4
'I was quartered in a factory taken over by the army,' Collins said, and Tom looked up to see that the air was darkening. The sun was a red ball above the trees on the other side of the lake. His watch said it was just past ten-thirty. It's a trick, he told himself. Relax and enjoy it.
'Of course there was not much left to show what it had been before the war - I think the Germans had used it before we did. The lines had been dismantled and rows of cots for the enlisted men filled three-fourths of the enormous floor. Officers like myself had little cubicles with doors you could lock. On the factory's second floor were some staff offices - medical personnel also had the use of a large gaslit basement filled with sprung couches and exhausted chairs. The hospital was across the street from the factory, and at most hours of day or night you could find unshaven young doctors asleep on the couches, breathing in clouds of third-hand pipe smoke. The idea was, I guess, that I had suffered a temporary lapse and could come to my senses away from the front, in a more or less medical atmosphere. And if I did not - well, as long as I was steady enough to operate in a week, it did not matter what I thought my name was. We were short of doctors, and nobody ever suggested sending me home. 'The orderly who showed me to my cubicle called me Lieutenant Nightingale, and I said, 'That is an error. My name is Lieutenant William Vendouris. Please try to remember that, Private.' He gave me a rather frightened look and faded out the door.
'I slept for about two days straight, and woke up starved. I straightened my uniform, laced up my puttees, and went across the street to the hospital canteen.
'Black attendants were dishing up the food and pouring coffee, and I got in line, thinking that now things were going to work out. Then I heard a drawling Southern voice coming from one of the tables, saying, 'Waaall, the Collector's here. The coin collector.' I turned around. Dr. Withers was staring at me, exuding hatred from every bristling orange hair on his head. He too had been transferred to Ste. Nazaire. He leaned across the table and began to whisper to the doctor eating with him. It suddenly seemed that everyone in the canteen was looking at me. I put down my tray and left. Out on the street I bought a loaf of bread, some cheese, and a bottle of wine and went back to my cubicle. Later I went out for more wine. I felt absolutely flat and useless. I knew Withers would be spreading terrible stories about me. I wanted to get back to work in order to prove myself, but my orders did not begin for another five days. Until then, I did not exist except as a name - the wrong name - on a cubicle door.

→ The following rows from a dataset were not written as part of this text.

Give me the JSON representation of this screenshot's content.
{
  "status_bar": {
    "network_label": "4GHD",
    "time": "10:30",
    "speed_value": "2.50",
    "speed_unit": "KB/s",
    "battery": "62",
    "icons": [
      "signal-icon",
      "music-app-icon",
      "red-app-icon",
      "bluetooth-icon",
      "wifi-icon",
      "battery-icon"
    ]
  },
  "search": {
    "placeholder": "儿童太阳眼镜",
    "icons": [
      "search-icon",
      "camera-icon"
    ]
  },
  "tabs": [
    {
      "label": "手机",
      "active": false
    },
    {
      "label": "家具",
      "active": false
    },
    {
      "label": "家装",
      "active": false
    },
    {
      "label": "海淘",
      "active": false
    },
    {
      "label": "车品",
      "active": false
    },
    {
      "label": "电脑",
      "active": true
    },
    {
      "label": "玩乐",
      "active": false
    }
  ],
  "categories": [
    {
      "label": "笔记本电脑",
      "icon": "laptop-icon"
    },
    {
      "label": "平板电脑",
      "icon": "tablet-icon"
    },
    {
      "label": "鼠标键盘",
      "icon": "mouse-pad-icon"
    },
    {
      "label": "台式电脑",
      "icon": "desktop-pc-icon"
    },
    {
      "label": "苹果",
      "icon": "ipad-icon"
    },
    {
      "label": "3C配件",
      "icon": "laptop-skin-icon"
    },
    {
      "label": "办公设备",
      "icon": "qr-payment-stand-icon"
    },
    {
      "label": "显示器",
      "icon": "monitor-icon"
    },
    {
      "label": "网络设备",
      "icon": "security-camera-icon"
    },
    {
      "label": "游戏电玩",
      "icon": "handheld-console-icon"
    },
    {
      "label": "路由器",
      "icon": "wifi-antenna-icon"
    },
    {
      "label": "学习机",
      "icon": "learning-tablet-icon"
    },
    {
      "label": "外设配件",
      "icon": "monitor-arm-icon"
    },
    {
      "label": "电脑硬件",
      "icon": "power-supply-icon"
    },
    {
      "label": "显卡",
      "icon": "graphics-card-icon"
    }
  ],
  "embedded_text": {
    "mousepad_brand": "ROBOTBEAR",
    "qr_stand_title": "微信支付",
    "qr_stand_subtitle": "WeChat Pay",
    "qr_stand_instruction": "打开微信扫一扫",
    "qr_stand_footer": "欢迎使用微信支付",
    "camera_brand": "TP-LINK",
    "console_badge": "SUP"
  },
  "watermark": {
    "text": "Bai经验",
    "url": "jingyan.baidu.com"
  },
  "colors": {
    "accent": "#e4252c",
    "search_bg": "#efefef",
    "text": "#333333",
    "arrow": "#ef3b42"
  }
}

'Drink is a sacrament, you know. Any drink is a sacrament, and alcohol loosens the ropes tying down the god within. I reread some pages of Le Dogme et Rituel, and saw more in them than I ever had before. Then I ripped off a long piece of paper, lettered 'Vendouris' on it and tacked it over 'Lt. Nightingale' on my door. After that I rooted around in my case for my cards and did lifts and passes and shuffles for a couple of hours. If I did not exist in the Army's eyes, that was the perfect place for magic to flourish - an official limbo. And for five days I drank wine and ate cheese and bread and soaked myself in the practice of magic. It was a rededication - was I not a man risen from the dead? A man with secret power in his fingers? It was perhaps the most intense period of my life, and by the time it was over I knew that medicine was only a byroad for me, and that magic was the highway. I must have read Levi's book three times straight through, turning the pages with Vendouris' fingers, reading the type with Vendouris' eyes.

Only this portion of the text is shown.